Наконец добираюсь до стола.
— Доброе утро, дамы, — и киваю.
Фрея улыбается, однако в глазах явный упрёк:
— Утро перестало быть добрым час назад. Мы ждали.
— Медитировал, — сажусь, стараясь не морщиться.
На самом деле полночи корчился от боли, пока духовное ядро переваривало особо упрямый кусок эфириума. А вторую половину ночи смотрел кошмары из прошлого без регистрации и смс.
Ингрид поднимает взгляд от каши. Изучает моё лицо с особым вниманием:
— Выглядишь хуже, чем вчера.
— Спасибо за комплимент, — вешаю плащ на спинку стула. — Просто выжат. При том полностью. Только вместо сока из меня выдавили всю волю к жизни, надежду на светлое будущее и веру в человечество.
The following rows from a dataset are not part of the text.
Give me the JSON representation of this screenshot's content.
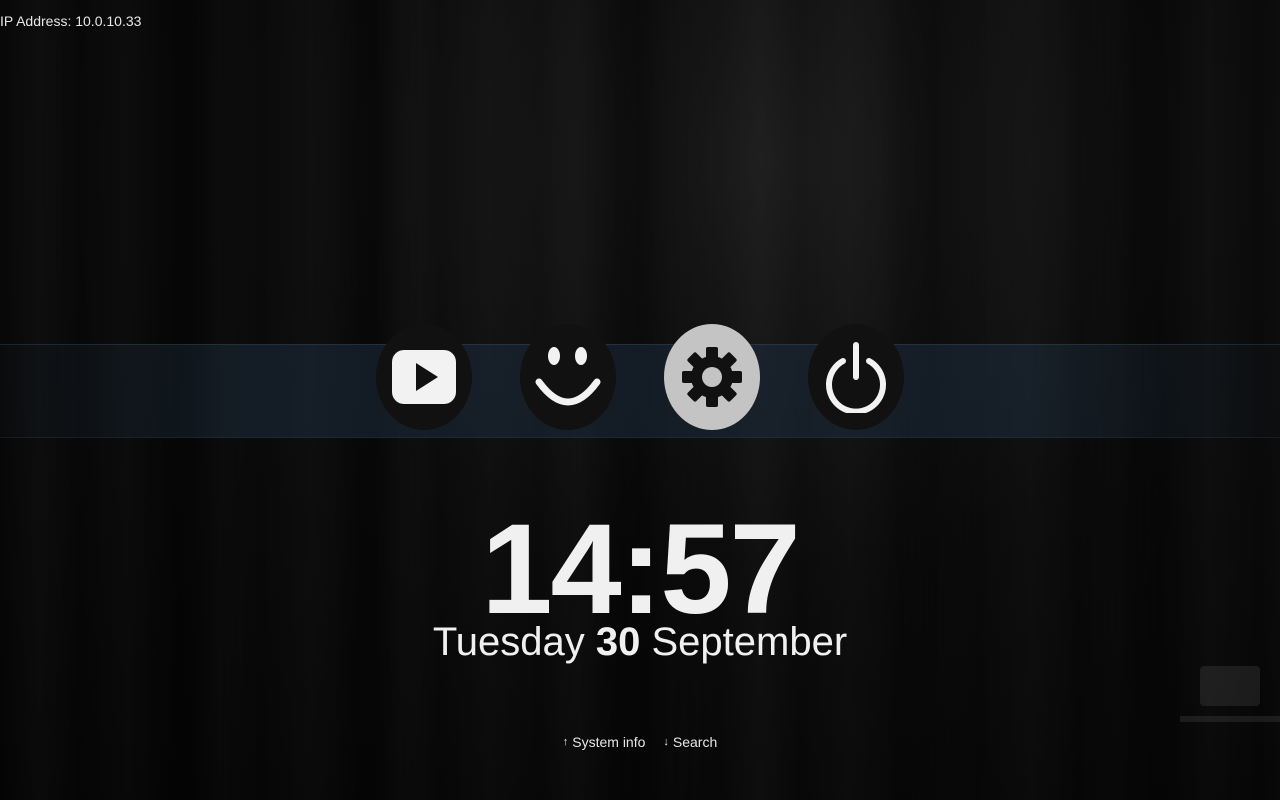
{
  "status": {
    "ip_label": "IP Address: 10.0.10.33"
  },
  "menu": {
    "items": [
      {
        "icon": "youtube-play-icon",
        "selected": false
      },
      {
        "icon": "smiley-icon",
        "selected": false
      },
      {
        "icon": "gear-icon",
        "selected": true
      },
      {
        "icon": "power-icon",
        "selected": false
      }
    ]
  },
  "clock": {
    "time": "14:57",
    "weekday": "Tuesday",
    "day": "30",
    "month": "September"
  },
  "hints": {
    "up_arrow": "↑",
    "up_label": "System info",
    "down_arrow": "↓",
    "down_label": "Search"
  },
  "colors": {
    "selected_bg": "#c4c4c4",
    "item_bg": "#111111",
    "band": "#1c2c3c"
  }
}
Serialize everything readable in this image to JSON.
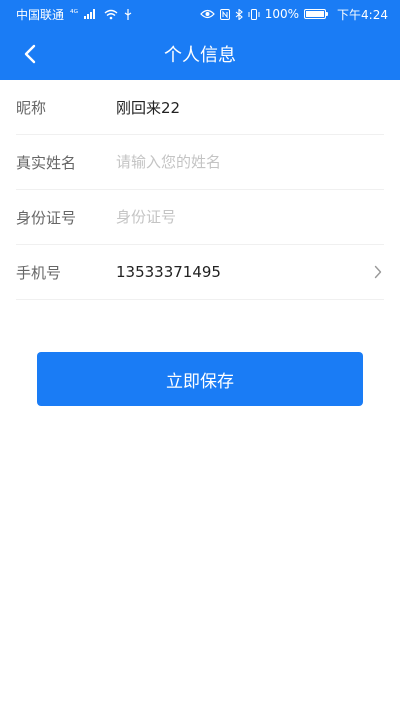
{
  "status_bar": {
    "carrier": "中国联通",
    "network": "⁴ᴳ",
    "battery_pct": "100%",
    "time": "下午4:24"
  },
  "nav": {
    "title": "个人信息"
  },
  "form": {
    "nickname": {
      "label": "昵称",
      "value": "刚回来22"
    },
    "real_name": {
      "label": "真实姓名",
      "placeholder": "请输入您的姓名"
    },
    "id_number": {
      "label": "身份证号",
      "placeholder": "身份证号"
    },
    "phone": {
      "label": "手机号",
      "value": "13533371495"
    }
  },
  "actions": {
    "save_label": "立即保存"
  },
  "colors": {
    "primary": "#1a7cf5"
  }
}
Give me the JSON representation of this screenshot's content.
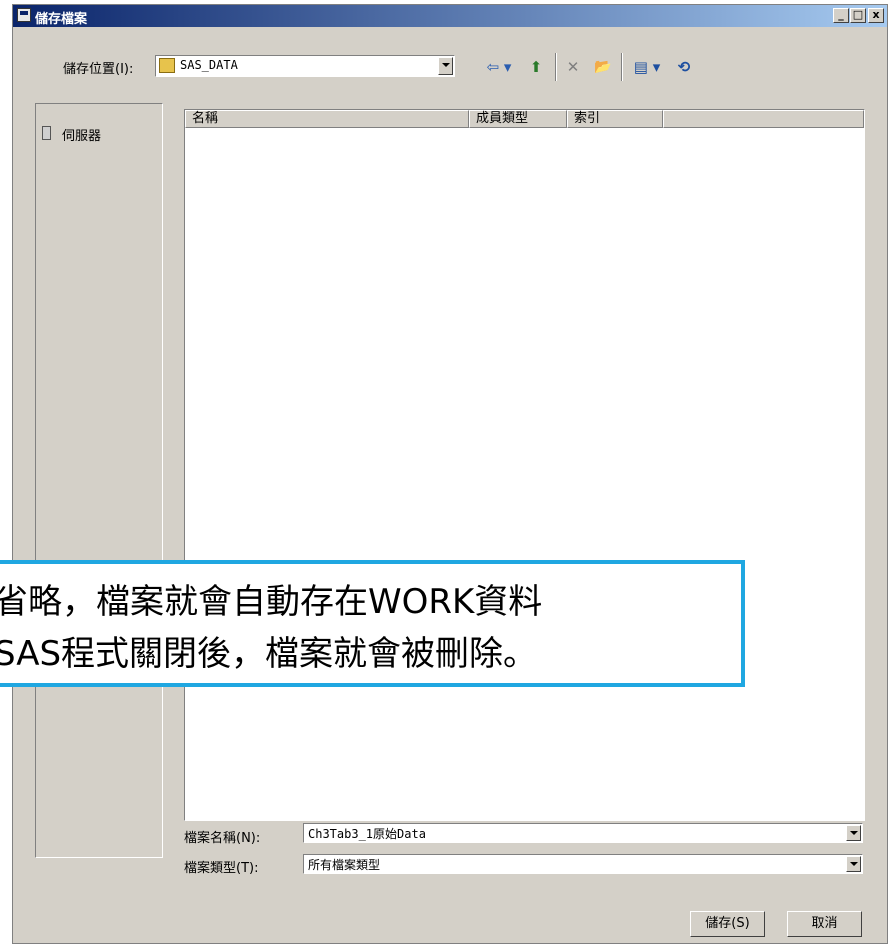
{
  "window": {
    "title": "儲存檔案",
    "controls": {
      "minimize": "_",
      "maximize": "□",
      "close": "x"
    }
  },
  "location": {
    "label": "儲存位置(I):",
    "value": "SAS_DATA"
  },
  "toolbar": {
    "icons": [
      "back-arrow-icon",
      "up-folder-icon",
      "delete-icon",
      "new-folder-icon",
      "views-icon",
      "refresh-icon"
    ],
    "back_glyph": "⇦ ▾",
    "up_glyph": "⬆",
    "delete_glyph": "✕",
    "newfolder_glyph": "📂",
    "views_glyph": "▤ ▾",
    "refresh_glyph": "⟲"
  },
  "places": {
    "items": [
      {
        "label": "伺服器",
        "icon": "server-icon"
      }
    ]
  },
  "list": {
    "columns": [
      "名稱",
      "成員類型",
      "索引"
    ],
    "rows": []
  },
  "filename": {
    "label": "檔案名稱(N):",
    "value": "Ch3Tab3_1原始Data"
  },
  "filetype": {
    "label": "檔案類型(T):",
    "value": "所有檔案類型"
  },
  "buttons": {
    "save": "儲存(S)",
    "cancel": "取消"
  },
  "callout": {
    "line1": "省略，檔案就會自動存在WORK資料",
    "line2": "SAS程式關閉後，檔案就會被刪除。",
    "border_color": "#1fa7e1"
  }
}
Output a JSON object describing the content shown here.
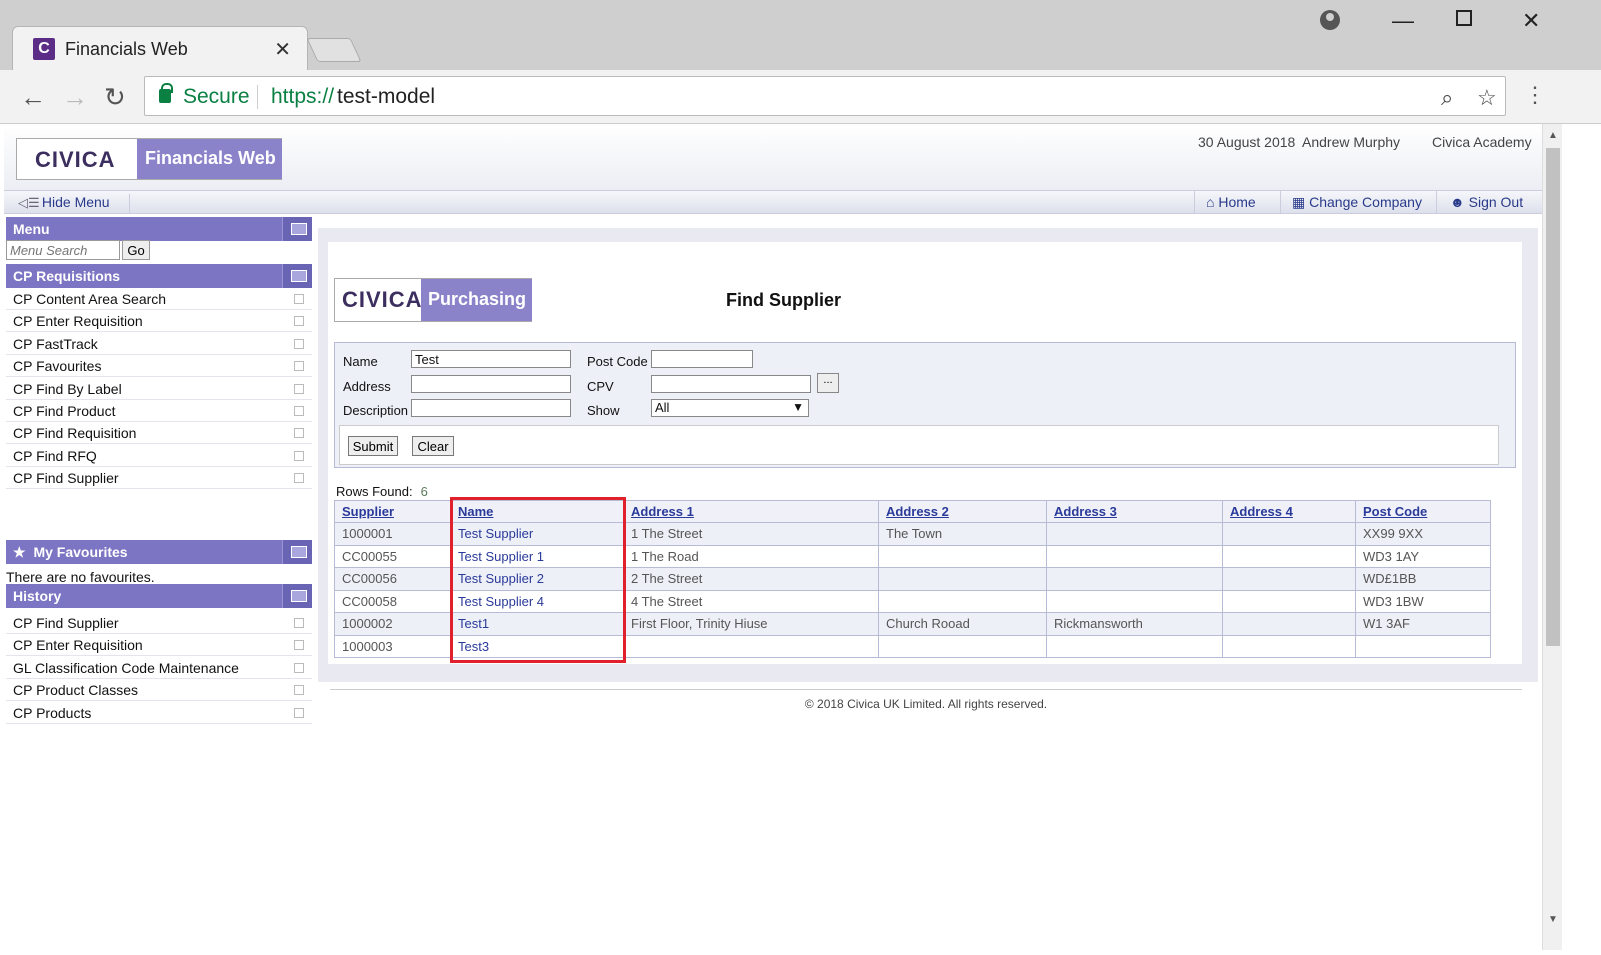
{
  "browser": {
    "tab_title": "Financials Web",
    "tab_favicon": "C",
    "secure_label": "Secure",
    "url_scheme": "https://",
    "url_host": "test-model"
  },
  "header": {
    "logo_text": "CIVICA",
    "product_name": "Financials Web",
    "date": "30 August 2018",
    "user": "Andrew Murphy",
    "company": "Civica Academy"
  },
  "menubar": {
    "hide_menu": "Hide Menu",
    "home": "Home",
    "change_company": "Change Company",
    "sign_out": "Sign Out"
  },
  "sidebar": {
    "menu_title": "Menu",
    "search_placeholder": "Menu Search",
    "go_label": "Go",
    "requisitions_title": "CP Requisitions",
    "requisitions_items": [
      "CP Content Area Search",
      "CP Enter Requisition",
      "CP FastTrack",
      "CP Favourites",
      "CP Find By Label",
      "CP Find Product",
      "CP Find Requisition",
      "CP Find RFQ",
      "CP Find Supplier"
    ],
    "favourites_title": "My Favourites",
    "no_favourites": "There are no favourites.",
    "history_title": "History",
    "history_items": [
      "CP Find Supplier",
      "CP Enter Requisition",
      "GL Classification Code Maintenance",
      "CP Product Classes",
      "CP Products"
    ]
  },
  "main": {
    "logo_text": "CIVICA",
    "product_name": "Purchasing",
    "title": "Find Supplier",
    "form": {
      "name_label": "Name",
      "name_value": "Test",
      "address_label": "Address",
      "address_value": "",
      "description_label": "Description",
      "description_value": "",
      "postcode_label": "Post Code",
      "postcode_value": "",
      "cpv_label": "CPV",
      "cpv_value": "",
      "browse_label": "...",
      "show_label": "Show",
      "show_value": "All",
      "submit_label": "Submit",
      "clear_label": "Clear"
    },
    "rows_found_label": "Rows Found:",
    "rows_found_count": "6",
    "table": {
      "columns": [
        "Supplier",
        "Name",
        "Address 1",
        "Address 2",
        "Address 3",
        "Address 4",
        "Post Code"
      ],
      "rows": [
        [
          "1000001",
          "Test Supplier",
          "1 The Street",
          "The Town",
          "",
          "",
          "XX99 9XX"
        ],
        [
          "CC00055",
          "Test Supplier 1",
          "1 The Road",
          "",
          "",
          "",
          "WD3 1AY"
        ],
        [
          "CC00056",
          "Test Supplier 2",
          "2 The Street",
          "",
          "",
          "",
          "WD£1BB"
        ],
        [
          "CC00058",
          "Test Supplier 4",
          "4 The Street",
          "",
          "",
          "",
          "WD3 1BW"
        ],
        [
          "1000002",
          "Test1",
          "First Floor, Trinity Hiuse",
          "Church Rooad",
          "Rickmansworth",
          "",
          "W1 3AF"
        ],
        [
          "1000003",
          "Test3",
          "",
          "",
          "",
          "",
          ""
        ]
      ]
    },
    "footer": "© 2018 Civica UK Limited. All rights reserved."
  },
  "colors": {
    "brand_purple": "#7b75c3",
    "link_blue": "#2a3a9a",
    "highlight_red": "#e0202a"
  }
}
— Не драматизируй, — Фрея закатывает глаза, но вижу, как уголки её губ подрагивают. Сдерживается, дабы не улыбнуться. Любит мой юмор. — Вчера ты вполне бодро спускался за элем. Дважды.
— Это был не я, а мой призрак. На самом деле Александр Волков умер ещё позавчера. Просто тело по инерции ходит.
— И разговаривает, — добавляет Ингрид.
— Рефлексы.
Жена хозяина таверны — тётушка Марта материализуется рядом со столом. Женщина она крупная, руки как окорока, взгляд, точь у сержанта на новобранцев. Ставит передо мной тарелку с таким стуком, что подпрыгивает ложка.
— Ешь.
Смотрю на содержимое тарелки. Каша серого цвета консистенции цемента. Мясо неопределённого происхождения и сомнительной свежести. Хлеб твёрдости «можно использовать как оружие». Прямо какой-то набор выживальщика в постапокалипсисе.
— Специальное меню, — поясняет та. — Для тех, кто «болеет».
— Но я не болею…
— Болеешь, — отрезает она. — Вон какой бледный. Ешь давай, пока тёплое.
И уходит.
— Похоже на то, чем кормят младенцев, — комментирует Ингрид.
— Или умирающих, — ворчу, зачерпнув кашу ложкой. Хрум-хрум. На вкус как… хм, никак. Просто тёплая вода с привкусом разочарования.
— Зато полезно, — Фрея прячет улыбку за кружкой, наблюдая за моими мучениями. — Я ем такое когда на диете.
— Да? — приподнимаю бровь. — В принципе, это многое объясняет в твоём характере.
Она пинает меня под столом. Не сильно, скорее игриво. Но в сапоге с железным носком, так что РЕАЛЬНО чувствую.
— Ай! Жестокая женщина!
— Сам напросился.
В зале становится шумнее. За соседним столом северяне начинают спор о том, чьё племя древнее. Имперцы неподалёку обсуждают вчерашний патруль. Торговцы считают барыши.
— Кстати, — Фрея наклоняется ближе, понижая голос, хотя в этом шуме нас всё равно никто не услышит. — Что вы с Ингрид решили насчёт брака? Вождь Хальвдан в городе, ждёт ответа. Вчера три раза спрашивал.
Ингрид мгновенно превращается в снежную скульптуру. Застывает с ложкой на полпути ко рту, потом медленно опускает её и начинает усердно ковырять содержимое тарелки.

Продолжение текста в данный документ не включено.